Do I need a business bank account?

Business woman looking at finances

According to data shared by Martin Lewis and the team at MoneySavingExpert, more than five million people are self-employed or working as freelancers in the UK, whether that’s as their full-time gig, or just as a side hustle.

While many people can get away with continuing to use their personal bank account for their business transactions, there are some instances where you are required by law to have a proper business bank account or business savings account in place.

In this guide, we’ll discuss what a business bank account is, the difference between a personal bank account and a business bank account, plus when you might need one and the requirements for opening one.

What is a business bank account?

A business bank account is essentially just like a personal bank account, except that it’s solely used for business incomings and outgoings.

The type of business bank account that you get will depend on the amount of features that come along with it.

For example, some business accounts are simply there to let you receive money into the account and spend money from the account, whereas some are a little more complex and may let you issue invoices, conduct payroll and some even have accountancy features that can be used for things such as assisting with your tax return.

Can I use my personal account for my small business?

If you’re a sole trader in the UK and you operate a “small” business, then you are able to use your personal bank account. You can find more examples below of when you need to open a business bank account and when it’s not necessary to do so.

When do you legally need a business account?

You will legally need to open a business account if your business is set up as a limited company or if it’s registered with Companies House in the UK.

As your business is considered to be legally separate from you as an individual, you will need to ensure that you have a separate business bank account to take care of all your business’ financial matters.

However, if you’re operating as a sole trader or partnership, you’re a freelancer or contracting, or doing a “gig” such as an Uber or Deliveroo driver, then you’re not legally required to have a business bank account. 

While these types of businesses don’t have a legal requirement to have a business bank account, that doesn’t mean to say that you don’t necessarily want one. In many cases, it can help to keep your business and personal finances separate so that your incomings and expenditures are easier to manage.

Advantages and disadvantages of a business bank account

Naturally, there are pros and cons of having a business bank account; take a look at some of them below.

Pros

  • You can build a credit rating for your business - this can be a good idea if you might want to take out a business loan in the future in order to prove to lenders that your business has a good credit score.
  • You’ll save yourself time and effort when it comes to the admin side of things as you won’t have to worry about separating spendings and incomings between personal and business purposes.
  • You’ll be keeping everything legal and above board. While you don’t legally have to open a business bank account with some types of business, there may actually be clauses in your personal bank account that state that you’re not allowed to use it for business purposes, so it might be a good idea to just use a business account right from the start.

Cons

  • Opening and operating a business bank account may come with admin fees as well as monthly charges to actually keep the account running, whereas most personal accounts are free to open and use.
  • As you’ll have two (at least) separate bank accounts - one for personal use and one for business use - it means that you’ll have twice as much admin so you’ll have to deal with each account’s cards, passwords, login details, statements and more.

What are the best business bank accounts?

The best business bank account for you and your business depends on the type of thing that you’re looking for, as well as what kind of benefits you want out of your account.

Below, you can find some examples of bank accounts that are considered to be the best for businesses.

  • Starling
  • Tide
  • HSBC
  • Cashplus
  • Santander

What do I need to be able to open a business bank account?

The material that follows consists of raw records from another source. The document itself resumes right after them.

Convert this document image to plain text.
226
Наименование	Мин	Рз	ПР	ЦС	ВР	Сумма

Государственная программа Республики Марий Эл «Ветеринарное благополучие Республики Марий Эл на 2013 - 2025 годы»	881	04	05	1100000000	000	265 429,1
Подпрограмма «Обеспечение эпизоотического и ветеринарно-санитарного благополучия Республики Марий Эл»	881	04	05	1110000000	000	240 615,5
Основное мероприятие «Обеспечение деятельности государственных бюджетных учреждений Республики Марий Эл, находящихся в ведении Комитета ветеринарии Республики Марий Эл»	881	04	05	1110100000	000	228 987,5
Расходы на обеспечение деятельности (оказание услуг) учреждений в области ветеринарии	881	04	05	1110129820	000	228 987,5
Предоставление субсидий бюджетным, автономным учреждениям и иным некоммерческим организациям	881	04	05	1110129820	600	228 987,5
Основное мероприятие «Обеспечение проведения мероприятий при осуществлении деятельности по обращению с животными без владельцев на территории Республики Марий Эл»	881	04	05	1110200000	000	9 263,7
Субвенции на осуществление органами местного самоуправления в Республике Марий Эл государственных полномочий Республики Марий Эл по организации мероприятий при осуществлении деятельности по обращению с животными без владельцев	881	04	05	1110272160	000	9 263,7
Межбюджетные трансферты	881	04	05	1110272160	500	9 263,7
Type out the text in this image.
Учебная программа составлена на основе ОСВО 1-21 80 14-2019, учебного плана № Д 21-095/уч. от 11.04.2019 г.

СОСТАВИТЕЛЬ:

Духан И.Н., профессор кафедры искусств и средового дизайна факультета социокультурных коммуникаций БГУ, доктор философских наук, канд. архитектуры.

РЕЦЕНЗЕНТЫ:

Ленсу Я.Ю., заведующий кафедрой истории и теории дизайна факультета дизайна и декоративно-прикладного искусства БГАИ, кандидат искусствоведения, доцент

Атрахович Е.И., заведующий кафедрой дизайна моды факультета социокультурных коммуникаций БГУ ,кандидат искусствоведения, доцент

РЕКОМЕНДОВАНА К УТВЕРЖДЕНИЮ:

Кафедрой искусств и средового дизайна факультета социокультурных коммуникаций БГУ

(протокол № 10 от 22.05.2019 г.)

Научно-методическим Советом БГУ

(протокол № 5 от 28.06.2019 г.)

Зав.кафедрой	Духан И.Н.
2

If you’re opening a business bank account as a sole trader or freelancer, then you’ll find that it’s incredibly similar to opening a personal account in that you’ll only need to provide evidence of your address such as a current bank statement or utility bill and some form of ID such as your driving licence or passport.

If you’re operating as a limited company (Ltd) and you’re opening a business bank account, then you’ll need to provide the above, as well as proof that your business is registered at Companies House, plus you might also need to show any relevant tax and VAT registration details.

Before you actually open the account, your provider will inform you of exactly what you need in order to open the account, so just double-check with them if you’re not sure.

Do I need a good credit score?

When opening a business account, your personal credit score will likely be checked to see if you’re eligible so it’s a good idea to keep your credit score as “good” as possible in order to increase your chances of being accepted.

Check Your Score

How does a business bank account affect your credit score?

A business bank account can affect your credit score if your business gets into any kind of debt. While having a business account can certainly help to improve your credit rating if you manage your account well, it can also have a negative impact if you don’t look after your finances.